Instead, invest in a platform that can synthesise real-time data from a range of channels and use it to understand what customers are doing, not what they are saying.

3. Most executives don’t know the most fundamental law of growth (it’s not ABC)

If you’re a CEO, ask your CMO and head of sales if they know what the ‘double jeopardy law’ is. If they don’t, sack them. The double jeopardy law states that brands with less market share have far fewer buyers and these buyers are slightly less loyal.

In practice, this means that small companies can’t outperform big companies on customer retention (with limited exceptions). Focus on customer acquisition … and read ‘How Brands Grow’ by Byron Sharp.

4. The biggest constraint on improving CX is your org chart

Large organisations struggle to make changes to CX (or anything for that matter). It’s not for lack of effort. It’s because they’ve grown in a way that makes large-scale cooperation impossible. Resources are controlled by product-aligned fiefdoms that don’t consider the E2E customer journey.

At a certain point, this becomes too hard to change (ask ANZ). Founders should structure their teams around journey stages from day one, to save a lot on consultants in five years time.

5. A customer journey is a framework, not an artwork

Most companies know they must understand their customers’ journeys. Many are mapping them. Some are making them look pretty and plastering them up around the office. Few are using them. Journeys should be embedded in the day-to-day operations of a business.

Next year, don’t stop at journey mapping. Use them as a tool to, among other things, measure performance, reorganise teams and prioritise initiatives.

6. Customer operations is a ticking time bomb for fast-growing start-ups

Almost every fast-growing B2C start-up makes the same mistake. It starts when they stand up an ‘MVP’ customer ops function with a cheap customer support platform, undocumented processes, and no discernible team structure.

Inevitably, when customer growth outpaces their ability to iterate the customer ops MVP, the function crashes. Get the basic operating model right early to avoid pain later. Take it from someone who learnt the hard way.

7. You can and must model the ROI of CX initiatives

“This CX stuff sounds lovely, but I can’t see the ROI. Sorry mate”. I’ve heard this many times in my career. I’ve heard it less this year, because I’m better at building business cases that show the return on experience initiatives. The secret? Don’t be afraid to make assumptions and stand behind them.

Loose assumptions have been good enough to lockdown cities and increase your power bills of late. I’m sure they are good enough to justify CX transformation.

8. A behavioural economist is the best ‘bang for your buck’ hire you haven’t made

Most CX leaders don’t have the luxury of a big team.

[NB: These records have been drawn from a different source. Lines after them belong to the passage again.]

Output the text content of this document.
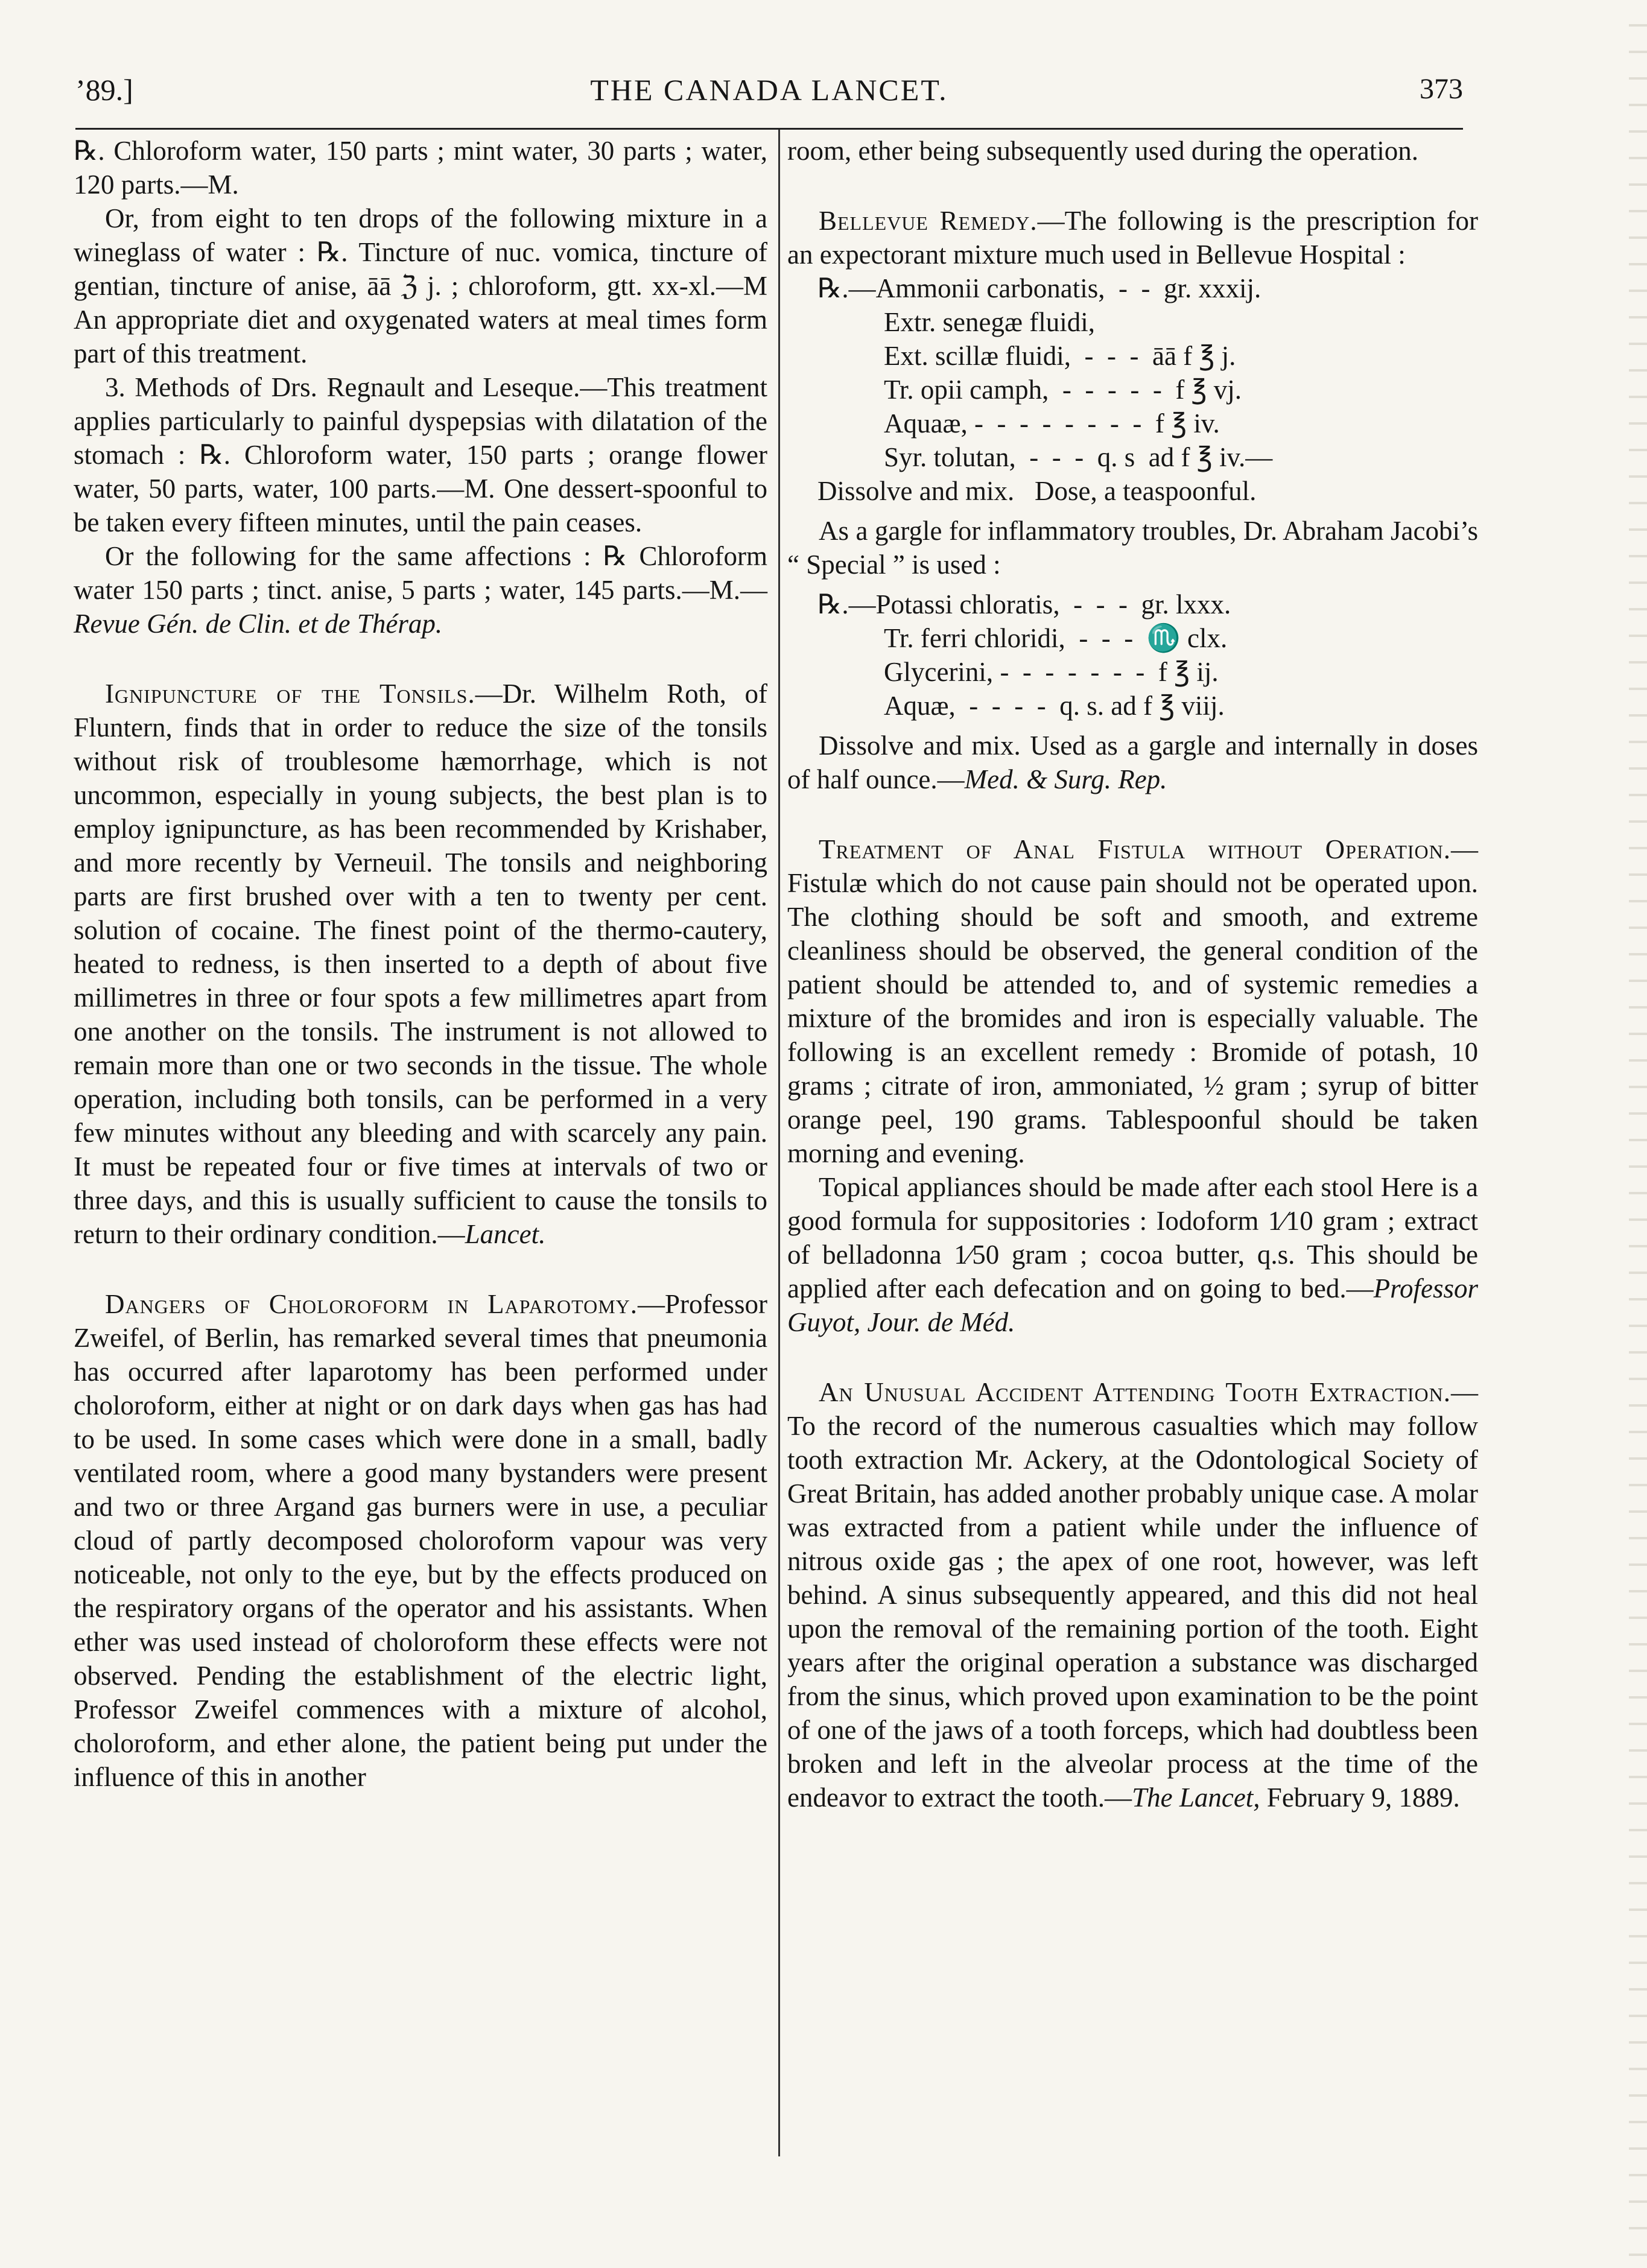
’89.]	THE CANADA LANCET.	373

℞. Chloroform water, 150 parts ; mint water, 30 parts ; water, 120 parts.—M.

Or, from eight to ten drops of the following mixture in a wineglass of water : ℞. Tincture of nuc. vomica, tincture of gentian, tincture of anise, āā ℨ j. ; chloroform, gtt. xx-xl.—M An appropriate diet and oxygenated waters at meal times form part of this treatment.

3. Methods of Drs. Regnault and Leseque.—This treatment applies particularly to painful dyspepsias with dilatation of the stomach : ℞. Chloroform water, 150 parts ; orange flower water, 50 parts, water, 100 parts.—M. One dessert-spoonful to be taken every fifteen minutes, until the pain ceases.

Or the following for the same affections : ℞ Chloroform water 150 parts ; tinct. anise, 5 parts ; water, 145 parts.—M.—Revue Gén. de Clin. et de Thérap.

Ignipuncture of the Tonsils.—Dr. Wilhelm Roth, of Fluntern, finds that in order to reduce the size of the tonsils without risk of troublesome hæmorrhage, which is not uncommon, especially in young subjects, the best plan is to employ ignipuncture, as has been recommended by Krishaber, and more recently by Verneuil. The tonsils and neighboring parts are first brushed over with a ten to twenty per cent. solution of cocaine. The finest point of the thermo-cautery, heated to redness, is then inserted to a depth of about five millimetres in three or four spots a few millimetres apart from one another on the tonsils. The instrument is not allowed to remain more than one or two seconds in the tissue. The whole operation, including both tonsils, can be performed in a very few minutes without any bleeding and with scarcely any pain. It must be repeated four or five times at intervals of two or three days, and this is usually sufficient to cause the tonsils to return to their ordinary condition.—Lancet.

Dangers of Choloroform in Laparotomy.—Professor Zweifel, of Berlin, has remarked several times that pneumonia has occurred after laparotomy has been performed under choloroform, either at night or on dark days when gas has had to be used. In some cases which were done in a small, badly ventilated room, where a good many bystanders were present and two or three Argand gas burners were in use, a peculiar cloud of partly decomposed choloroform vapour was very noticeable, not only to the eye, but by the effects produced on the respiratory organs of the operator and his assistants. When ether was used instead of choloroform these effects were not observed. Pending the establishment of the electric light, Professor Zweifel commences with a mixture of alcohol, choloroform, and ether alone, the patient being put under the influence of this in another

room, ether being subsequently used during the operation.

Bellevue Remedy.—The following is the prescription for an expectorant mixture much used in Bellevue Hospital :

℞.—Ammonii carbonatis, -  - gr. xxxij.
Extr. senegæ fluidi,
Ext. scillæ fluidi, -  -  - āā f ℥ j.
Tr. opii camph, -  -  -  -  - f ℥ vj.
Aquaæ, - -  -  -  -  -  -  - f ℥ iv.
Syr. tolutan, -  -  - q. s  ad f ℥ iv.—
Dissolve and mix.   Dose, a teaspoonful.

As a gargle for inflammatory troubles, Dr. Abraham Jacobi’s “ Special ” is used :

℞.—Potassi chloratis, -  -  - gr. lxxx.
Tr. ferri chloridi, -  -  - ♏ clx.
Glycerini, -  -  -  -  -  -  - f ℥ ij.
Aquæ, -  -  -  - q. s. ad f ℥ viij.

Dissolve and mix. Used as a gargle and internally in doses of half ounce.—Med. & Surg. Rep.

Treatment of Anal Fistula without Operation.—Fistulæ which do not cause pain should not be operated upon. The clothing should be soft and smooth, and extreme cleanliness should be observed, the general condition of the patient should be attended to, and of systemic remedies a mixture of the bromides and iron is especially valuable. The following is an excellent remedy : Bromide of potash, 10 grams ; citrate of iron, ammoniated, ½ gram ; syrup of bitter orange peel, 190 grams. Tablespoonful should be taken morning and evening.

Topical appliances should be made after each stool Here is a good formula for suppositories : Iodoform 1⁄10 gram ; extract of belladonna 1⁄50 gram ; cocoa butter, q.s. This should be applied after each defecation and on going to bed.—Professor Guyot, Jour. de Méd.

An Unusual Accident Attending Tooth Extraction.—To the record of the numerous casualties which may follow tooth extraction Mr. Ackery, at the Odontological Society of Great Britain, has added another probably unique case. A molar was extracted from a patient while under the influence of nitrous oxide gas ; the apex of one root, however, was left behind. A sinus subsequently appeared, and this did not heal upon the removal of the remaining portion of the tooth. Eight years after the original operation a substance was discharged from the sinus, which proved upon examination to be the point of one of the jaws of a tooth forceps, which had doubtless been broken and left in the alveolar process at the time of the endeavor to extract the tooth.—The Lancet, February 9, 1889.
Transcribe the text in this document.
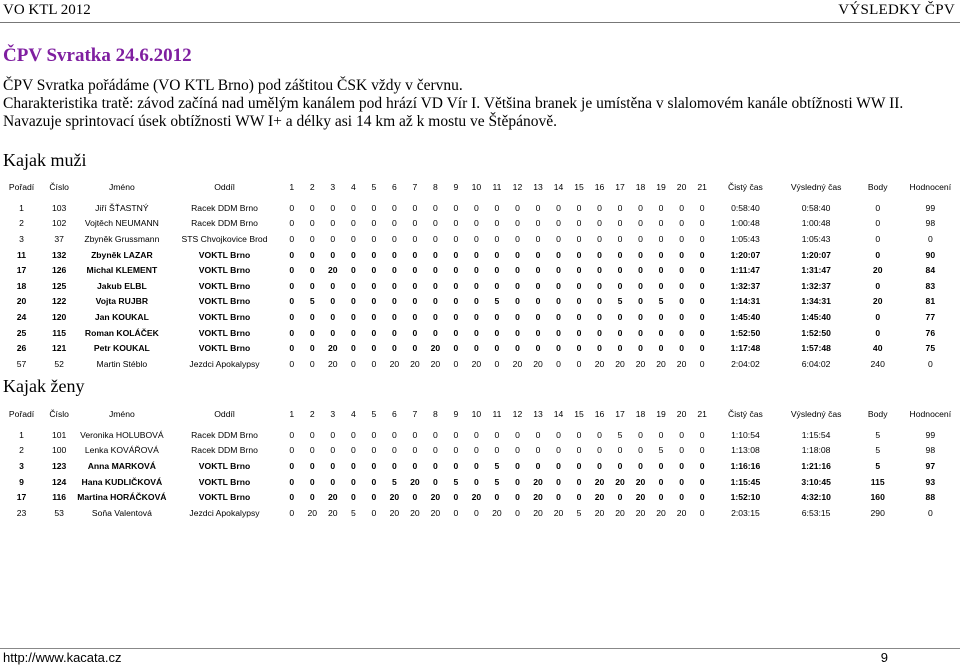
VO KTL 2012	VÝSLEDKY ČPV
ČPV Svratka 24.6.2012

ČPV Svratka pořádáme (VO KTL Brno) pod záštitou ČSK vždy v červnu.

Charakteristika tratě: závod začíná nad umělým kanálem pod hrází VD Vír I. Většina branek je umístěna v slalomovém kanále obtížnosti WW II. Navazuje sprintovací úsek obtížnosti WW I+ a délky asi 14 km až k mostu ve Štěpánově.

Kajak muži
Pořadí	Číslo	Jméno	Oddíl	1	2	3	4	5	6	7	8	9	10	11	12	13	14	15	16	17	18	19	20	21	Čistý čas	Výsledný čas	Body	Hodnocení
1	103	Jiří ŠŤASTNÝ	Racek DDM Brno	0	0	0	0	0	0	0	0	0	0	0	0	0	0	0	0	0	0	0	0	0	0:58:40	0:58:40	0	99
2	102	Vojtěch NEUMANN	Racek DDM Brno	0	0	0	0	0	0	0	0	0	0	0	0	0	0	0	0	0	0	0	0	0	1:00:48	1:00:48	0	98
3	37	Zbyněk Grussmann	STS Chvojkovice Brod	0	0	0	0	0	0	0	0	0	0	0	0	0	0	0	0	0	0	0	0	0	1:05:43	1:05:43	0	0
11	132	Zbyněk LAZAR	VOKTL Brno	0	0	0	0	0	0	0	0	0	0	0	0	0	0	0	0	0	0	0	0	0	1:20:07	1:20:07	0	90
17	126	Michal KLEMENT	VOKTL Brno	0	0	20	0	0	0	0	0	0	0	0	0	0	0	0	0	0	0	0	0	0	1:11:47	1:31:47	20	84
18	125	Jakub ELBL	VOKTL Brno	0	0	0	0	0	0	0	0	0	0	0	0	0	0	0	0	0	0	0	0	0	1:32:37	1:32:37	0	83
20	122	Vojta RUJBR	VOKTL Brno	0	5	0	0	0	0	0	0	0	0	5	0	0	0	0	0	5	0	5	0	0	1:14:31	1:34:31	20	81
24	120	Jan KOUKAL	VOKTL Brno	0	0	0	0	0	0	0	0	0	0	0	0	0	0	0	0	0	0	0	0	0	1:45:40	1:45:40	0	77
25	115	Roman KOLÁČEK	VOKTL Brno	0	0	0	0	0	0	0	0	0	0	0	0	0	0	0	0	0	0	0	0	0	1:52:50	1:52:50	0	76
26	121	Petr KOUKAL	VOKTL Brno	0	0	20	0	0	0	0	20	0	0	0	0	0	0	0	0	0	0	0	0	0	1:17:48	1:57:48	40	75
57	52	Martin Stéblo	Jezdci Apokalypsy	0	0	20	0	0	20	20	20	0	20	0	20	20	0	0	20	20	20	20	20	0	2:04:02	6:04:02	240	0
Kajak ženy
Pořadí	Číslo	Jméno	Oddíl	1	2	3	4	5	6	7	8	9	10	11	12	13	14	15	16	17	18	19	20	21	Čistý čas	Výsledný čas	Body	Hodnocení
1	101	Veronika HOLUBOVÁ	Racek DDM Brno	0	0	0	0	0	0	0	0	0	0	0	0	0	0	0	0	5	0	0	0	0	1:10:54	1:15:54	5	99
2	100	Lenka KOVÁŘOVÁ	Racek DDM Brno	0	0	0	0	0	0	0	0	0	0	0	0	0	0	0	0	0	0	5	0	0	1:13:08	1:18:08	5	98
3	123	Anna MARKOVÁ	VOKTL Brno	0	0	0	0	0	0	0	0	0	0	5	0	0	0	0	0	0	0	0	0	0	1:16:16	1:21:16	5	97
9	124	Hana KUDLIČKOVÁ	VOKTL Brno	0	0	0	0	0	5	20	0	5	0	5	0	20	0	0	20	20	20	0	0	0	1:15:45	3:10:45	115	93
17	116	Martina HORÁČKOVÁ	VOKTL Brno	0	0	20	0	0	20	0	20	0	20	0	0	20	0	0	20	0	20	0	0	0	1:52:10	4:32:10	160	88
23	53	Soňa Valentová	Jezdci Apokalypsy	0	20	20	5	0	20	20	20	0	0	20	0	20	20	5	20	20	20	20	20	0	2:03:15	6:53:15	290	0
http://www.kacata.cz	9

This is frustrating because the capabilities needed to drive CX change are numerous. Most CX functions have a mix of strategy, digital and design experts. Not many have a behavioural economist. They should. A behavioural economist is great value.

They deeply understand the irrational ways of customers. Plus, their projects are normally cheap, easy to measure and (for want of a better term) super cool.

9. CX experts need to be partnerships experts

I recently read an article titled ‘CX Specialists In Banks Need To Find A New Job’. I didn’t go to the welfare office; in fact I agreed with it. CX experts need to think less about iterative experience improvements and more about facilitating ecosystems.

Don’t just be the person that improves the app. Be the person that shifts the bank from providing mortgages to helping people move home, by coordinating a range of third parties around an E2E journey.

10. The role of the CX professional is still woefully undefined

Almost every CEO will tell you that CX is one of their top priorities. And yet, most of them don’t hire many CX specialists. And when they do, they don’t know how to use them. Go on LinkedIn and search for CX jobs. Each JD will give you a dramatically different list of required skills.

CX is behind areas like operations and finance, that have a consistent taxonomy of skills for professionals. Until we all broadly ‘speak the same language’, emerging CX professionals will find it harder to learn & grow.